Historically, subscribers to Netflix had to establish a billing relationship directly with Netflix, regardless of the platform they used to access it. With this new arrangement, Netflix billing is now handled by Apple’s iTunes store, meaning to the consumer, a separate billing relationship is not necessary with Netflix. Apple and Netflix have some type of billing relationship to ensure Netflix gets paid for Apple TV customers who access Netflix through iTunes.

That creates a very interesting relationship, worth noting. I’ve always felt that one key hurdle preventing OTT video from having an impact on the subscription pay-TV service was the billing relationships.
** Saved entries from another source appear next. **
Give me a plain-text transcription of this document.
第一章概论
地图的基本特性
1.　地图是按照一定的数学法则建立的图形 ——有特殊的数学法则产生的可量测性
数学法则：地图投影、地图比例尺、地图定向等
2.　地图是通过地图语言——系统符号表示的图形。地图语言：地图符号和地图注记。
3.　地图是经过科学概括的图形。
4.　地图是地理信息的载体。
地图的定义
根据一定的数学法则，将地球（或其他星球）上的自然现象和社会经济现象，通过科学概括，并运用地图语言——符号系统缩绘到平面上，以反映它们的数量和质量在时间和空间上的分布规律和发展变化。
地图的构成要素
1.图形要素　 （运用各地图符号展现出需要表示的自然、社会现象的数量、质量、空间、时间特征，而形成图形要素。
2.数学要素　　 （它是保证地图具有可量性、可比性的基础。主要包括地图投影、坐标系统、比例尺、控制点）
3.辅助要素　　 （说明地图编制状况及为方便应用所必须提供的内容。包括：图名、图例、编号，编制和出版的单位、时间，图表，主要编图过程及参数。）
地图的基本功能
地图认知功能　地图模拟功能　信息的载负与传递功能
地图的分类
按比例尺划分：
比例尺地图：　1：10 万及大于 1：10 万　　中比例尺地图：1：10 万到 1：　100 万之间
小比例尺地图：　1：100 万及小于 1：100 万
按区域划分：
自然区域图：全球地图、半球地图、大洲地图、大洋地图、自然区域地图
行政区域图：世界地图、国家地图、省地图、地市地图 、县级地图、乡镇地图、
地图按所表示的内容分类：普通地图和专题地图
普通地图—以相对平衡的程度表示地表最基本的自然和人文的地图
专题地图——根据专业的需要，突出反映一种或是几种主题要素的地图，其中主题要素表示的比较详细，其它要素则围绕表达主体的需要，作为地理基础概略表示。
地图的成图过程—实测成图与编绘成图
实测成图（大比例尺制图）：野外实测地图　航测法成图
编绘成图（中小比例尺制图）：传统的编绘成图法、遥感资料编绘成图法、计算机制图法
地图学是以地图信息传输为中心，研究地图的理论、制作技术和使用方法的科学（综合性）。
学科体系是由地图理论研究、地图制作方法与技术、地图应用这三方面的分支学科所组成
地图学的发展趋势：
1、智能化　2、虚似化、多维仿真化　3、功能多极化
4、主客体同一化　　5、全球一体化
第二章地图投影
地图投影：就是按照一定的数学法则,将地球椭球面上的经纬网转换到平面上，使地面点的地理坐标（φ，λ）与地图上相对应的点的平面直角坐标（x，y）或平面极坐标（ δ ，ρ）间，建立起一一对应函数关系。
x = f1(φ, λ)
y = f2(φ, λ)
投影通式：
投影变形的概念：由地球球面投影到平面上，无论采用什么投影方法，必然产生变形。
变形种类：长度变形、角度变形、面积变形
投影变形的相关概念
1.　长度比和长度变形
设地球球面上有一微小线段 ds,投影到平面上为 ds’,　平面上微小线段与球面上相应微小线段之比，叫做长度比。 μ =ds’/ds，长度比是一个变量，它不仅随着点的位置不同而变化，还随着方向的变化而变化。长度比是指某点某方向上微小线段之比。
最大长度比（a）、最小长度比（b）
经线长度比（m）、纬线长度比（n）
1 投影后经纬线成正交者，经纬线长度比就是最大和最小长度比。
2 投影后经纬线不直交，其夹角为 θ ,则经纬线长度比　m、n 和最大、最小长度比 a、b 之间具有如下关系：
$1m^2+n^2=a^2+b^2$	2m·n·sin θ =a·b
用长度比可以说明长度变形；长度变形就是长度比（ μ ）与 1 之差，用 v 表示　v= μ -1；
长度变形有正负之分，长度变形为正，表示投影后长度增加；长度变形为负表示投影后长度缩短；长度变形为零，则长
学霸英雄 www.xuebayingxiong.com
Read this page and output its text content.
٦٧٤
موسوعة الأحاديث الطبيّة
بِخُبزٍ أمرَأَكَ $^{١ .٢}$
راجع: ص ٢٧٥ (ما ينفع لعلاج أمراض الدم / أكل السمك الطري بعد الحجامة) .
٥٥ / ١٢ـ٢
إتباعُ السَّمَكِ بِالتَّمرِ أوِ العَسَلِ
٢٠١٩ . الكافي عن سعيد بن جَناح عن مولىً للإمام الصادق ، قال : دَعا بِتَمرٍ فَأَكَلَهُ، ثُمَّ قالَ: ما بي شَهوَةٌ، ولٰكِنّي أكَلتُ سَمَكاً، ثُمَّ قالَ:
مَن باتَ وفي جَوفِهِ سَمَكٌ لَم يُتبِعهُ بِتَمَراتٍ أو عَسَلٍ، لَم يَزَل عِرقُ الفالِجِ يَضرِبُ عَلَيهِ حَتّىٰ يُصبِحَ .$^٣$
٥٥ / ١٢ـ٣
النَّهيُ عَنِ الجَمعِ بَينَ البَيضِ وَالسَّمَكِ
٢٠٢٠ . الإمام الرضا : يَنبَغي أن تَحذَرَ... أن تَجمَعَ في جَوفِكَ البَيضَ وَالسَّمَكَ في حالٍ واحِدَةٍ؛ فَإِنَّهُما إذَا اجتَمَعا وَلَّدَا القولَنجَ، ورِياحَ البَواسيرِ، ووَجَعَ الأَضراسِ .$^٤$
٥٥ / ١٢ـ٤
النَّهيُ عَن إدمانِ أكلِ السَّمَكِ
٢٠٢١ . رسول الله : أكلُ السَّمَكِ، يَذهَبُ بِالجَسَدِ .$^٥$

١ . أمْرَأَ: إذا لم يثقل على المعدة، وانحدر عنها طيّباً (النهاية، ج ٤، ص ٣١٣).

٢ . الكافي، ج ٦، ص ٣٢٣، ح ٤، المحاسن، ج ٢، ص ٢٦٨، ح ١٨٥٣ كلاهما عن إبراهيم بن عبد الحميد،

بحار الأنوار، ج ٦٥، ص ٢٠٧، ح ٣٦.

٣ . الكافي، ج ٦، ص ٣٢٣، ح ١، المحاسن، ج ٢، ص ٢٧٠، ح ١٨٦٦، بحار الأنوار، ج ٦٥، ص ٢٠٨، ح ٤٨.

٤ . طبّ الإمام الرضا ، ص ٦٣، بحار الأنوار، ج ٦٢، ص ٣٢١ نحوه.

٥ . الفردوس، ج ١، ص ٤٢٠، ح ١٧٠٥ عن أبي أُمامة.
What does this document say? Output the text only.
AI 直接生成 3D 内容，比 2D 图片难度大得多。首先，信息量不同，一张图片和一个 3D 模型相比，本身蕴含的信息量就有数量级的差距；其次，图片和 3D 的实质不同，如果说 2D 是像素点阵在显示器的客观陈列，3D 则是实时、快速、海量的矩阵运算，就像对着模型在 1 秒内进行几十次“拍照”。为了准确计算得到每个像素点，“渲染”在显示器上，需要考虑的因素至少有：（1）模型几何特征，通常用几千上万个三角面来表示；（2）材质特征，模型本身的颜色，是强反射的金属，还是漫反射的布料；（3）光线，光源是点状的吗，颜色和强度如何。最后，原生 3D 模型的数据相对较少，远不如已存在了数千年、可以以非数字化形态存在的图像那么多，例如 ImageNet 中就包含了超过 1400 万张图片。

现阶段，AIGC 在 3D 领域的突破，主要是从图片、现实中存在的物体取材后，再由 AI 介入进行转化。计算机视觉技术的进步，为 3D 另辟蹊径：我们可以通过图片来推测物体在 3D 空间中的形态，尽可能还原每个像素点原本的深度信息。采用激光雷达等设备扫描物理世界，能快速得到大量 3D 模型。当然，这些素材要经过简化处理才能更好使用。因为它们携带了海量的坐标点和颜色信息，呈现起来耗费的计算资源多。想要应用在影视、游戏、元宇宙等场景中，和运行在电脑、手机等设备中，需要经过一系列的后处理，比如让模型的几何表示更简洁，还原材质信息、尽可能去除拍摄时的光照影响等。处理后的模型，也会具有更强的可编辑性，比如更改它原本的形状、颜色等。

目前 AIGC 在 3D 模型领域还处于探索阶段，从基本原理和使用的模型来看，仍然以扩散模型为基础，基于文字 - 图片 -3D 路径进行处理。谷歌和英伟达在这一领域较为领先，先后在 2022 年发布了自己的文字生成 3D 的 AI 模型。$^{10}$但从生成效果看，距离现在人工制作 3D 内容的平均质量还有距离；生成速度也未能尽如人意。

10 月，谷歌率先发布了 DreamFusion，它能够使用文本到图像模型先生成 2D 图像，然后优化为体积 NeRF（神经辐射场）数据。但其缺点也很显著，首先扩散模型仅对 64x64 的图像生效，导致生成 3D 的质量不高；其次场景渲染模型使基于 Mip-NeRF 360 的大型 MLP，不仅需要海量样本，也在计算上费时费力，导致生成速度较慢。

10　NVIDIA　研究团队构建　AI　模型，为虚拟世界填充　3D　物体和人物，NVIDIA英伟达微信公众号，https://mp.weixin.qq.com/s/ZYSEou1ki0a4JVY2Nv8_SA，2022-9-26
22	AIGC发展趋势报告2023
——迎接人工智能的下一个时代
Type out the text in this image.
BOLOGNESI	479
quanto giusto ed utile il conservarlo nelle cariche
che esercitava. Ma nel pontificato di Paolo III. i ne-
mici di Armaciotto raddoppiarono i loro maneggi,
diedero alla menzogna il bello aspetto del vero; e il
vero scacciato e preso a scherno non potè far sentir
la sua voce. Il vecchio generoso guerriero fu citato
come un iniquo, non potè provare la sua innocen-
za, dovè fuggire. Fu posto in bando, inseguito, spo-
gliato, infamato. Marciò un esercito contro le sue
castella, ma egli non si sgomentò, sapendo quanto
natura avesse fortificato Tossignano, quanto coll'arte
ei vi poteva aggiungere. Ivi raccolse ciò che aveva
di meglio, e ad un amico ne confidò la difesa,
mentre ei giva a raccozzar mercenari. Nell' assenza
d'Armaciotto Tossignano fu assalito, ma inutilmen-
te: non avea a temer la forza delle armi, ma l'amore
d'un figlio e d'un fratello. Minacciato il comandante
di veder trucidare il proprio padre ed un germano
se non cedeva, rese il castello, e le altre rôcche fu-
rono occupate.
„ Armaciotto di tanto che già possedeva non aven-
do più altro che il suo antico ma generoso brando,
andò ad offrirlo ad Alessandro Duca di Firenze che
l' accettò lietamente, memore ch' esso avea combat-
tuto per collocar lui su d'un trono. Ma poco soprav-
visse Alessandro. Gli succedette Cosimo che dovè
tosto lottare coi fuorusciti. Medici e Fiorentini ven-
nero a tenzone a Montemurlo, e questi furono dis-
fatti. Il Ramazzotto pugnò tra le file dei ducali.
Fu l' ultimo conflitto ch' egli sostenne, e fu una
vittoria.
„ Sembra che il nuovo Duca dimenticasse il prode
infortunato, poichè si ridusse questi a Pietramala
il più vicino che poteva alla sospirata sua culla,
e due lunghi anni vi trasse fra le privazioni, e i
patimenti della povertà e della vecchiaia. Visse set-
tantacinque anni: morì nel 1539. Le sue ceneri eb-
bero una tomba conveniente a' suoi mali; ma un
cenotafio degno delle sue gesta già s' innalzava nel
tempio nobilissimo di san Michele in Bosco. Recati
OTT subscribers have to establish multiple billing relationships with multiple providers to access OTT content. Want Netflix content – pay Netflix. Want to add Hulu Plus to that, pay Hulu. Want an HD movie on demand from Vudu, then pay Vudu. Today’s customer needs to manage and track all of these different billing relationships. That’s a pain.

Contrast that with the one bill that is paid to the cable, DBS, or telco service provider for all of their video content. The billing clearinghouse function provided by traditional video service providers offers tremendous value to end customers.

OTT content providers have not historically offered that value. But as Netflix just demonstrated with Apple, it may be coming. Netflix is now pursuing cable MSOs for carriage partnerships. In so doing, they would probably surrender the billing relationship to their cable MSO partners, and begin to look like other cable channels, namely HBO, who Netflix sees as a main competitor.

The above cable MSO approach for Netflix is interesting. But a more interesting future, one that would have more competitive implications, is the emergence of an OTT subscription offer that also acts as the billing clearinghouse. An offer with one bill to pay for multiple OTT subscriptions. That looks more like today’s subscription TV model, and may entice more people to cut the traditional cable TV cord. We may have seen the first move in that direction, courtesy of Apple and Netflix.

It makes the widely rumored Apple TV launch, expected later this year, more interesting. Who better to offer this new OTT subscription service than say Apple, Roku, or Boxee? The device manufacturers seem to be in a better position to do this, than the traditional video service provider. Such a future may make cord cutting easier and more palatable to a wider audience.